Face aux élus locaux et aux députés ultramarins, c’est bien souvent la bataille rangée, comme en 2018 lors des débats budgétaires, quand les parlementaires du Pacifique apprennent la disparition du financement du fonds vert ou encore, quand elle évoque « l’État associé » en parlant de la Nouvelle-Calédonie. Cette « Nord-américaine » savait parfaitement ce qu’elle disait.
Le monde économique ultramarin ne l’a pas non plus ménagée, jusqu’à très récemment, avec la crise sanitaire et économique liée au Covid. Qu’importe, Annick Girardin a été choisie pour exécuter les directives de l’Élysée et Matignon, quitte à prendre des coups. Ce qu’elle sait faire. Irma, crise sociale à Mayotte, gilets jaunes à La Réunion, nouveau PPRN à Saint-Martin, chlordécone et sargasses aux Antilles, indemnisations des essais nucléaires en Polynésie, référendum en Nouvelle-Calédonie, réforme des congès bonifiés, des aides économiques ou des retraites, coronavirus à Mayotte et en Guyane : son mandat de ministre des Outre-mer n’a pas été de tout repos. Appréciée ou pas, la Saint-pierraise aura marqué son Ministère. Passée par aucune grande école faiseuse de politique, Annick Girardin est certainement le profil le plus atypique du gouvernement.
Son successeur aura à charge des dossiers brûlants, d’autres moins. Il faudra surtout accompagner la Guyane et Mayotte, toujours sur le feu de l’épidémie de coronavirus. Il faudra aussi poursuivre la sortie de l’Accord de Nouméa avec le second référendum d’autodétermination en octobre prochain. Annick Girardin laisse également derrière elle la Trajectoire Outre-mer 5.0, qu’elle avait initié en 2019, et poursuivre la mise en œuvre des Assises des Outre-mer et du « Livre Bleu » qui en découle. Il faudra surtout à son successeur la même ténacité, le même cuir pour faire face aux élus des territoires et acteurs économiques prêts à en découdre avec la politique du gouvernement.

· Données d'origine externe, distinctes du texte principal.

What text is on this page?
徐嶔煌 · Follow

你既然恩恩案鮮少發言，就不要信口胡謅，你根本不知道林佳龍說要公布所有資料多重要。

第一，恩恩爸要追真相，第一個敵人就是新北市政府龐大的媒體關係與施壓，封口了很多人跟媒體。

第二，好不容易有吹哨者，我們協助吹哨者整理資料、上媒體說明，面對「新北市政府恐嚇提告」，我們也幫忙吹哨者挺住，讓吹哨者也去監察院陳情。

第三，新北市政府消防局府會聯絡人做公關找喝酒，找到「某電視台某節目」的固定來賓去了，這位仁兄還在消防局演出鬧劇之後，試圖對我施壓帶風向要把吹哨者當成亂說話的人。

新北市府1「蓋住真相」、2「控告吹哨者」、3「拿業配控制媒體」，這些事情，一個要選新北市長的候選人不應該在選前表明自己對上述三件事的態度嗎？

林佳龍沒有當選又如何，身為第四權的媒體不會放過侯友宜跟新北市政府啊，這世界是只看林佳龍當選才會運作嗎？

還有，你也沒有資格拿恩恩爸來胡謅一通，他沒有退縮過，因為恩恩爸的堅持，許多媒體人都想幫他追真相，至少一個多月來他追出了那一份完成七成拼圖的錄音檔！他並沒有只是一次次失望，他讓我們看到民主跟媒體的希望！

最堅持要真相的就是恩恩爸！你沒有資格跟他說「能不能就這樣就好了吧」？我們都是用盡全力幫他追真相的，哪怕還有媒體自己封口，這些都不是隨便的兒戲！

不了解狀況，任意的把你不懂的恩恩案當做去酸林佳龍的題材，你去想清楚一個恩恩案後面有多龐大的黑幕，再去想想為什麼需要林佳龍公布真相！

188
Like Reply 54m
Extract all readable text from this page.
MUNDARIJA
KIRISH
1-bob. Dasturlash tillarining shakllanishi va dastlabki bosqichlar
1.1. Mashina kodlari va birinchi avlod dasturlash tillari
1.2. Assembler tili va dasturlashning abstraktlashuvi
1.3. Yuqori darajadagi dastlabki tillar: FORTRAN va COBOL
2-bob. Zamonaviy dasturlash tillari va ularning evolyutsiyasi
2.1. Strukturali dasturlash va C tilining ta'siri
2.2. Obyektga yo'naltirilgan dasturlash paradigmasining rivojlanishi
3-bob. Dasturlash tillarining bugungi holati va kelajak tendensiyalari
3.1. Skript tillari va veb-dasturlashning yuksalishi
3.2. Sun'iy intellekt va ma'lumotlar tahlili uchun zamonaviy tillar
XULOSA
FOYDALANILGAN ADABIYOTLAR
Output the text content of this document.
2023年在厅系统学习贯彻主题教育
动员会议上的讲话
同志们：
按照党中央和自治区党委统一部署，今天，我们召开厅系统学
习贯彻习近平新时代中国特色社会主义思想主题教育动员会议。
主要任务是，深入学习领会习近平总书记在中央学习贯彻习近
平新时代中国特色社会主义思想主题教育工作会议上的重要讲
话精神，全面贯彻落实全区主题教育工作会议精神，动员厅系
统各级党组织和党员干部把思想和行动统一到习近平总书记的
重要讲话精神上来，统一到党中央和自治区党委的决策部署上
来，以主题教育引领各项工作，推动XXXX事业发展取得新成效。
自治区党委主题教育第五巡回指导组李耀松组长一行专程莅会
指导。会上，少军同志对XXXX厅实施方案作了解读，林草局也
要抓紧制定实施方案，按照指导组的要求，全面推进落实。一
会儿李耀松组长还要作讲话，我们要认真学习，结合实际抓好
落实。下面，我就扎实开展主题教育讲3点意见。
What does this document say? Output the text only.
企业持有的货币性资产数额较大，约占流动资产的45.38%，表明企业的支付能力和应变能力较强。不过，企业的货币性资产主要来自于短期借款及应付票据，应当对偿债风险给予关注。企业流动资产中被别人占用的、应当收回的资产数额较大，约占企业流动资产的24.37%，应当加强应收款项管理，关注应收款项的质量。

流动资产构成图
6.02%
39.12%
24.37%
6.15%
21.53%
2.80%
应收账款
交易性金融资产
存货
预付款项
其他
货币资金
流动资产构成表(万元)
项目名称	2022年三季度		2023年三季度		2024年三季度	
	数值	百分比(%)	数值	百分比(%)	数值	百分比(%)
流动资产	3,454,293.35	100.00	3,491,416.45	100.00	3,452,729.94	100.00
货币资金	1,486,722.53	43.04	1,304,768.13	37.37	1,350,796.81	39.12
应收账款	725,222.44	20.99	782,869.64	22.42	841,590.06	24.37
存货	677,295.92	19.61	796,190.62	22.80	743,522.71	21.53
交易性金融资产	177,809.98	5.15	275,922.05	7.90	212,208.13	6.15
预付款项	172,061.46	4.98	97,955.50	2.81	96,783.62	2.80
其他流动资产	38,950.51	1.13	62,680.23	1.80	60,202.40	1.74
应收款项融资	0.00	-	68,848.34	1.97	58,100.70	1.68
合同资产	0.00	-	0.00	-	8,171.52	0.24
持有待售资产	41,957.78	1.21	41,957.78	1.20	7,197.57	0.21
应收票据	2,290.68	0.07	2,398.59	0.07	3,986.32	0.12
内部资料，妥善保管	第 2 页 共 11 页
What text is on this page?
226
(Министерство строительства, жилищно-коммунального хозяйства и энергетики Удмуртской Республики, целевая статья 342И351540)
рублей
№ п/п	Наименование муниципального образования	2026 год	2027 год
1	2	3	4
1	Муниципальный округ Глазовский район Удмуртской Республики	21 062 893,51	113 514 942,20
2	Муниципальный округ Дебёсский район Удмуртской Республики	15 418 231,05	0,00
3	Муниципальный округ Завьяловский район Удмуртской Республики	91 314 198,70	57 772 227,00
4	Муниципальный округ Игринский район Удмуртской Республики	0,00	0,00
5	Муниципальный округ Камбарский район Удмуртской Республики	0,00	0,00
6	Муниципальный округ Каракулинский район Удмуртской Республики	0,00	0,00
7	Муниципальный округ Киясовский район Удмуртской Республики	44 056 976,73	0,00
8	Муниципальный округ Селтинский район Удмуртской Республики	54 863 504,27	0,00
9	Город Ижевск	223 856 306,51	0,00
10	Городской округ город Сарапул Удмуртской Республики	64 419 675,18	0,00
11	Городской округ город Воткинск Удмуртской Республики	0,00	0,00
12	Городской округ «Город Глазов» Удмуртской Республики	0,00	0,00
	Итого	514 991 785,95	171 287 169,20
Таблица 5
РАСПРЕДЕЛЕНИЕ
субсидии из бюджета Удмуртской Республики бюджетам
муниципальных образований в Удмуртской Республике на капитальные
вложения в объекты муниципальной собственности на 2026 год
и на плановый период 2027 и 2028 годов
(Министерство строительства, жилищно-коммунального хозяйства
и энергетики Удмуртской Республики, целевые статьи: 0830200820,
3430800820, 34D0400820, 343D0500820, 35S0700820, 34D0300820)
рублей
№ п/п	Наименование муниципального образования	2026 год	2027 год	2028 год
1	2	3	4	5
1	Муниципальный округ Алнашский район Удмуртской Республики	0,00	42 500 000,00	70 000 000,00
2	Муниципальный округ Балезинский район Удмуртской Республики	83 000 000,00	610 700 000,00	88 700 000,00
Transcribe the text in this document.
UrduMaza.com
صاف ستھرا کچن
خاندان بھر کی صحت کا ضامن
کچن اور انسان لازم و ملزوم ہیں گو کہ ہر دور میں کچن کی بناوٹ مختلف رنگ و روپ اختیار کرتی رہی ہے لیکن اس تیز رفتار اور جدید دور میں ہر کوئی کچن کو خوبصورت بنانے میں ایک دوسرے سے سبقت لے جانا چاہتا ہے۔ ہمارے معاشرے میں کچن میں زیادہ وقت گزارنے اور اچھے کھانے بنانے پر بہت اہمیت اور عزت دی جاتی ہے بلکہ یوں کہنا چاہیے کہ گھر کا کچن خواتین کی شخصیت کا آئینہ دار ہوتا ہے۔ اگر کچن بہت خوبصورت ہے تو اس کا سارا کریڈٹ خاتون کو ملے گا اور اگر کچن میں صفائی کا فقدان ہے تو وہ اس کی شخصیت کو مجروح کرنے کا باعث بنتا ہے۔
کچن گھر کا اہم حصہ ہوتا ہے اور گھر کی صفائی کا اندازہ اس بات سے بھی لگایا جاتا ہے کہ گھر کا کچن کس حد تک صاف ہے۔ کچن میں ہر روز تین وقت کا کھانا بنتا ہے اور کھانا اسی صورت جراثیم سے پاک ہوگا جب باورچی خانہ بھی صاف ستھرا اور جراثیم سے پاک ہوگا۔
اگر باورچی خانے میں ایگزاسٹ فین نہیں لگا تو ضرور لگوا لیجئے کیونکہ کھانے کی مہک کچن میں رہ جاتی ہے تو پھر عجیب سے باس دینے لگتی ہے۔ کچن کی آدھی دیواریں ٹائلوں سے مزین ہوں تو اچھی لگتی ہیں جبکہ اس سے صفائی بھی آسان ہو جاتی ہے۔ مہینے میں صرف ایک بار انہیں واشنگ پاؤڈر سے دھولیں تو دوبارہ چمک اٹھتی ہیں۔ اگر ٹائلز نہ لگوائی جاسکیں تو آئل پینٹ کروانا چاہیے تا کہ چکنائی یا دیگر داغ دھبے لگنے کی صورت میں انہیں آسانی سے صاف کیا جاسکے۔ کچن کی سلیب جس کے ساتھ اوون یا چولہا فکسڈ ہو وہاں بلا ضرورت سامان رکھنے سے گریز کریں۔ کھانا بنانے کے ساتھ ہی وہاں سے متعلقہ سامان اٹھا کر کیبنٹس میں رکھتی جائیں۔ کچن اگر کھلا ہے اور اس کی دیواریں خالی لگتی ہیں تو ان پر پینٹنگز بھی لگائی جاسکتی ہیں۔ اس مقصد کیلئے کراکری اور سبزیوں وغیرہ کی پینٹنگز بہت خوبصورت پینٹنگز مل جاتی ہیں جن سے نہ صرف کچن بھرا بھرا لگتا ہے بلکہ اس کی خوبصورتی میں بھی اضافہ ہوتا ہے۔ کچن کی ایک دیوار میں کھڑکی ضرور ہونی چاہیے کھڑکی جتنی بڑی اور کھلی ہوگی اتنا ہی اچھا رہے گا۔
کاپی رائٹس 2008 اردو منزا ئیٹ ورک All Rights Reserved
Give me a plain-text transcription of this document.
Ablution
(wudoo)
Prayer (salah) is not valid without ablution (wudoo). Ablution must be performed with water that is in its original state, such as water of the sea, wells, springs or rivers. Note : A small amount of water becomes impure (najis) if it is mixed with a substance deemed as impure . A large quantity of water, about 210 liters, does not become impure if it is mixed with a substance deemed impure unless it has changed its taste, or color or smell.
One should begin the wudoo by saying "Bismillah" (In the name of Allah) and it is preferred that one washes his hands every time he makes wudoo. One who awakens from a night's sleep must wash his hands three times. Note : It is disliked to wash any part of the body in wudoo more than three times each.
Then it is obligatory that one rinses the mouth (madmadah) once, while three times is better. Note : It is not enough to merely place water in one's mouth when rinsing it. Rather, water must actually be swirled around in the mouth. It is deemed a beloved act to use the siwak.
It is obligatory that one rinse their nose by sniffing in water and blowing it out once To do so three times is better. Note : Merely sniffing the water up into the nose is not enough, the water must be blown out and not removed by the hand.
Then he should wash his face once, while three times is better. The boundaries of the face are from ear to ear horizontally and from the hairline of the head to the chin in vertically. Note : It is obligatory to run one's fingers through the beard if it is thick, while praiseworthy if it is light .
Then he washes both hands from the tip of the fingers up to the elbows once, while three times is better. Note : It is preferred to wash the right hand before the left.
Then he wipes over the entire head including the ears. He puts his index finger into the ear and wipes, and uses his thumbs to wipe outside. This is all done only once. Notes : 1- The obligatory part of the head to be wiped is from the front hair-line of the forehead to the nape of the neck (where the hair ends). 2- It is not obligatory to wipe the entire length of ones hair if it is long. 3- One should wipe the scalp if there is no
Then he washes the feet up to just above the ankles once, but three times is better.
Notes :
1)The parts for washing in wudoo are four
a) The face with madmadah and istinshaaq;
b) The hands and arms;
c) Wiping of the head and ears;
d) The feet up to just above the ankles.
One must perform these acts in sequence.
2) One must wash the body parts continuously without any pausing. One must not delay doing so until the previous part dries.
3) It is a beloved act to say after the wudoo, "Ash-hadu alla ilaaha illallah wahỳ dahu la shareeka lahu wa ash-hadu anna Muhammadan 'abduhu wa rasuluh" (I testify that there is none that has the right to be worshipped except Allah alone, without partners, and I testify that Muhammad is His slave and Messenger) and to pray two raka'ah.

De son côté, Annick Girardin prouve encore, ce lundi 6 juillet, son indispensabilité et sa durabilité. Toujours comme Jean-Yves Le Drian, le Menhir, elle reste au gouvernement et récupère le portefeuille de la Mer, qui par la même occasion se voit promu en Ministère. Un souhait qu’elle portait d’ailleurs depuis le quinquennat de François Hollande, mais en le rattachant aux Outre-mer. Et qui de mieux pour incarner les mers françaises que la Saint-pierraise, qui trois ans durant, a écumé les Outre-mer qui représentent, rappelons-le, 90% des ZEE de la France.